Now, though, the rest of the country is catching up with us. The weaker the minerals industry becomes, the more glaring is our lack of a secondary industry.  

Figure 3 offers a more detailed view of the same data as Figure 2, though here we remove Michigan and put West Virginia in its place. This state, as we know, is the second-largest coal producer in the country. The data is, again, a relative comparison with each state starting at $100 in 1950, with concentration on the period from 1980 and on:

Figure 3

Source: Bureau of Economic Analysis

Again, look at the performance of disposable income in Wyoming. For more than 20 years our per-capita, net tax earnings fell behind the country as a whole; our catch-up period, about ten years long, is a historic anomaly.

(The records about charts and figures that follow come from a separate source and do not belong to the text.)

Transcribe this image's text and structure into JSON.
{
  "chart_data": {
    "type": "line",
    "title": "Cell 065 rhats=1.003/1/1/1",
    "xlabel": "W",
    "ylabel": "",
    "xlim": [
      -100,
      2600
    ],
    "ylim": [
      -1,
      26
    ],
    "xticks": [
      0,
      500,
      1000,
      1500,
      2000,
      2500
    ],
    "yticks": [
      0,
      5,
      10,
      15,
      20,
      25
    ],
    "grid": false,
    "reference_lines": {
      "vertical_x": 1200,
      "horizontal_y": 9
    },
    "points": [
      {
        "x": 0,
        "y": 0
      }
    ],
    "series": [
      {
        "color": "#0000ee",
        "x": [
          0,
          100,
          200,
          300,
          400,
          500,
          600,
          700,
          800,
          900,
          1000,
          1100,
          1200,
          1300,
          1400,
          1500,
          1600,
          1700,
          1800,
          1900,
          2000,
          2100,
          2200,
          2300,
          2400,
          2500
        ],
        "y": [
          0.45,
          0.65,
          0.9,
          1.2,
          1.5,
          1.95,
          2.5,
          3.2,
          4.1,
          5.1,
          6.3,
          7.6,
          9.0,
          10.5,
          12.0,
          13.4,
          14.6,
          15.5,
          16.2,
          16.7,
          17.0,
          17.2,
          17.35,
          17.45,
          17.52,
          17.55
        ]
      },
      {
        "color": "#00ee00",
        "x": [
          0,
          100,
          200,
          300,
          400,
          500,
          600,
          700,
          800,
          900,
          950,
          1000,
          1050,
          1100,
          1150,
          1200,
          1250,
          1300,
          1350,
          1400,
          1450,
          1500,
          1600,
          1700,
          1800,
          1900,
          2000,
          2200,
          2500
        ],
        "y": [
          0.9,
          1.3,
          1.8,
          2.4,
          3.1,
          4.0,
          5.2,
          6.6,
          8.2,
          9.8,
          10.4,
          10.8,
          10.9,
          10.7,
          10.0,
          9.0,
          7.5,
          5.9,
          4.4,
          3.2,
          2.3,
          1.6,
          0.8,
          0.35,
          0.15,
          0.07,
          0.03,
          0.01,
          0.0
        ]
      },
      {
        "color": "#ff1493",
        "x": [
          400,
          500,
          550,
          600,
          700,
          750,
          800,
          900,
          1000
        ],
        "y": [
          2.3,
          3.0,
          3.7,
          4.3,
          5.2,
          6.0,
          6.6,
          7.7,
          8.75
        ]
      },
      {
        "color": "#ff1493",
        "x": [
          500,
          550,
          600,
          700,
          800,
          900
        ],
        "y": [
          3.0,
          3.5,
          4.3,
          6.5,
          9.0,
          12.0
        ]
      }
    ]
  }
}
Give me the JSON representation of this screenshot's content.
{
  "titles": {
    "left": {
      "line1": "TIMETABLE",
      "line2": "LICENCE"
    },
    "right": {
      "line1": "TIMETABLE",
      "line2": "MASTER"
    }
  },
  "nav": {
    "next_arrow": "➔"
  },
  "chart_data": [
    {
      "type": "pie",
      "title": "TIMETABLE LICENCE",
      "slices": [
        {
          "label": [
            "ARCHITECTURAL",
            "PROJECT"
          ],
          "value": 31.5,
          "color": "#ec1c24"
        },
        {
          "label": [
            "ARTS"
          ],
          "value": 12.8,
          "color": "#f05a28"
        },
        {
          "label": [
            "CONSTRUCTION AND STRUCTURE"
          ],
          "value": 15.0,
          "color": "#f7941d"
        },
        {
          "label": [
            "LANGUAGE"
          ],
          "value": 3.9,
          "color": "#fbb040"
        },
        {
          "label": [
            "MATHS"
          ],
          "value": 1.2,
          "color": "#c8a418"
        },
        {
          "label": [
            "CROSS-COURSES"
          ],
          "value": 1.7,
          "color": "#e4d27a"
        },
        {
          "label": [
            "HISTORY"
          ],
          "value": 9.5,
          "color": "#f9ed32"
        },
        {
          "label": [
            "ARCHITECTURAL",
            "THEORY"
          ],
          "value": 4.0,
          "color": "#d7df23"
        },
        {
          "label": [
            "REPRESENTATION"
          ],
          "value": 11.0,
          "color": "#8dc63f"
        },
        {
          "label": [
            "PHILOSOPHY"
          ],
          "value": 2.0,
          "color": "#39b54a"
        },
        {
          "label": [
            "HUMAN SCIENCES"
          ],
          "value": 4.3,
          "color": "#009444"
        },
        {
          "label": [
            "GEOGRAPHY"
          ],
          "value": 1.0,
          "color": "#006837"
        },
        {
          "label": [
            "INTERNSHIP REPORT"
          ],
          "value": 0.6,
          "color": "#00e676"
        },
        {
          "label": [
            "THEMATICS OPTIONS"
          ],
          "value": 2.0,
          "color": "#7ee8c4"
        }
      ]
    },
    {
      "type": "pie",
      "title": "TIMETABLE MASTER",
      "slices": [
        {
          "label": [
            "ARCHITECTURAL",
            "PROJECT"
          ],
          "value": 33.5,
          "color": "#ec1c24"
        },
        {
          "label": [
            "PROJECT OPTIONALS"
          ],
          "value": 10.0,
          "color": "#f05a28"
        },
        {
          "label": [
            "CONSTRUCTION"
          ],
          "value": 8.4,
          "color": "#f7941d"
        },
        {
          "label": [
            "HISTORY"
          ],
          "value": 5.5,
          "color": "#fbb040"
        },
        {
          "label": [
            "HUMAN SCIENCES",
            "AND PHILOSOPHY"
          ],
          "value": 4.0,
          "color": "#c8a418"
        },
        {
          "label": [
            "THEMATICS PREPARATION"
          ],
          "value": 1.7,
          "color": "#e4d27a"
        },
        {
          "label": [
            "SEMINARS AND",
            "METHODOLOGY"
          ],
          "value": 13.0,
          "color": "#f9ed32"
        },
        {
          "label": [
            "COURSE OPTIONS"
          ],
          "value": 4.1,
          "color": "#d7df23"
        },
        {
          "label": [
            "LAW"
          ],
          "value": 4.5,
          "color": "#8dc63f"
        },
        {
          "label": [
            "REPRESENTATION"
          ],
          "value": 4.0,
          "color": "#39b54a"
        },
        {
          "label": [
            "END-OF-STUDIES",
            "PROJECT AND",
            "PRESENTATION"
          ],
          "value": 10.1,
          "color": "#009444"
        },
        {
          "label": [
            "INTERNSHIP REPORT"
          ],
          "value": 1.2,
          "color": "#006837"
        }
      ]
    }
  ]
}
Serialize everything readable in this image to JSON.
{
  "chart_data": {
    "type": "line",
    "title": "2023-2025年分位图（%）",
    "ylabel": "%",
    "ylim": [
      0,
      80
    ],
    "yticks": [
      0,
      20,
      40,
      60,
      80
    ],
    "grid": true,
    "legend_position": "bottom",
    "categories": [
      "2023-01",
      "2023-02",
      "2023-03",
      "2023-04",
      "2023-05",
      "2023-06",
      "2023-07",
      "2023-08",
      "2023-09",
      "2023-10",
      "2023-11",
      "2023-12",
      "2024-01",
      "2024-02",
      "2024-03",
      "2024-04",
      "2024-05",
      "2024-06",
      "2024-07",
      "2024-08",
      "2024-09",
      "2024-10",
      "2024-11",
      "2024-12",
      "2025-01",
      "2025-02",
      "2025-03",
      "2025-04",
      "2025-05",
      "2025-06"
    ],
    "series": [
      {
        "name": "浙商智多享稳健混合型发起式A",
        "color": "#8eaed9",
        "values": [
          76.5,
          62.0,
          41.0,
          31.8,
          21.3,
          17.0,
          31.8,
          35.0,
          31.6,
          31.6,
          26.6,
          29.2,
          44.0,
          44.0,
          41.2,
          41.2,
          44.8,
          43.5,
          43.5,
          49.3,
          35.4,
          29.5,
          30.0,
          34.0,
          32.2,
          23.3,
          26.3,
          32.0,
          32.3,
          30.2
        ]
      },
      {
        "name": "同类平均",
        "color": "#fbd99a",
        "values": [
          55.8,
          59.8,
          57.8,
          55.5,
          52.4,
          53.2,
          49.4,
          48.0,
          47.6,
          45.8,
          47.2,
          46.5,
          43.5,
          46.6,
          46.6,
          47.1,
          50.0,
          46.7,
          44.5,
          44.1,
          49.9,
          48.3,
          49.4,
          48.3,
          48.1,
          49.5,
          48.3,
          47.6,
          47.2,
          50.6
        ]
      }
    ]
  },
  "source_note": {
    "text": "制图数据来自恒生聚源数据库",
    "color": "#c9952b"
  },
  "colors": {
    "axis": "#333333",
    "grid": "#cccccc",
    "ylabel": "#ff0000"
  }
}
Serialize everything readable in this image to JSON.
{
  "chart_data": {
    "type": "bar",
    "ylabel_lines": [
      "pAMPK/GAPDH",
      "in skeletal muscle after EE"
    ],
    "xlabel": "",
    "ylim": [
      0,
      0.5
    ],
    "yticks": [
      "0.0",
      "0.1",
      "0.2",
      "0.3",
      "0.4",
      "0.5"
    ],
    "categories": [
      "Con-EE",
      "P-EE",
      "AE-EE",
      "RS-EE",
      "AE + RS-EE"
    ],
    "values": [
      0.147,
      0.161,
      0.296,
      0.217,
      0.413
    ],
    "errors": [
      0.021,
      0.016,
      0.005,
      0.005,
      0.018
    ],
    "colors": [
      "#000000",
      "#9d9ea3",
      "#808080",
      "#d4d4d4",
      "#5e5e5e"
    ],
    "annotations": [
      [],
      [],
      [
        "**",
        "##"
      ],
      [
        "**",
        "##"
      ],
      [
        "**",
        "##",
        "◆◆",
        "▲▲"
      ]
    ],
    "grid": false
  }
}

For our legislators, the message in these charts is clear: even as the private-sector decline comes to an end toward the second half of 2017, and even as the private sector settles in at a lower level of activity in 2018, you have no reason whatsoever to expect a return to the recent heydays of big tax revenue. Those days were a historic aberration in our state. We can no longer afford the big government you built during those days. 

The "old normal" is back. It should be obvious to each and everyone of us what that means for government.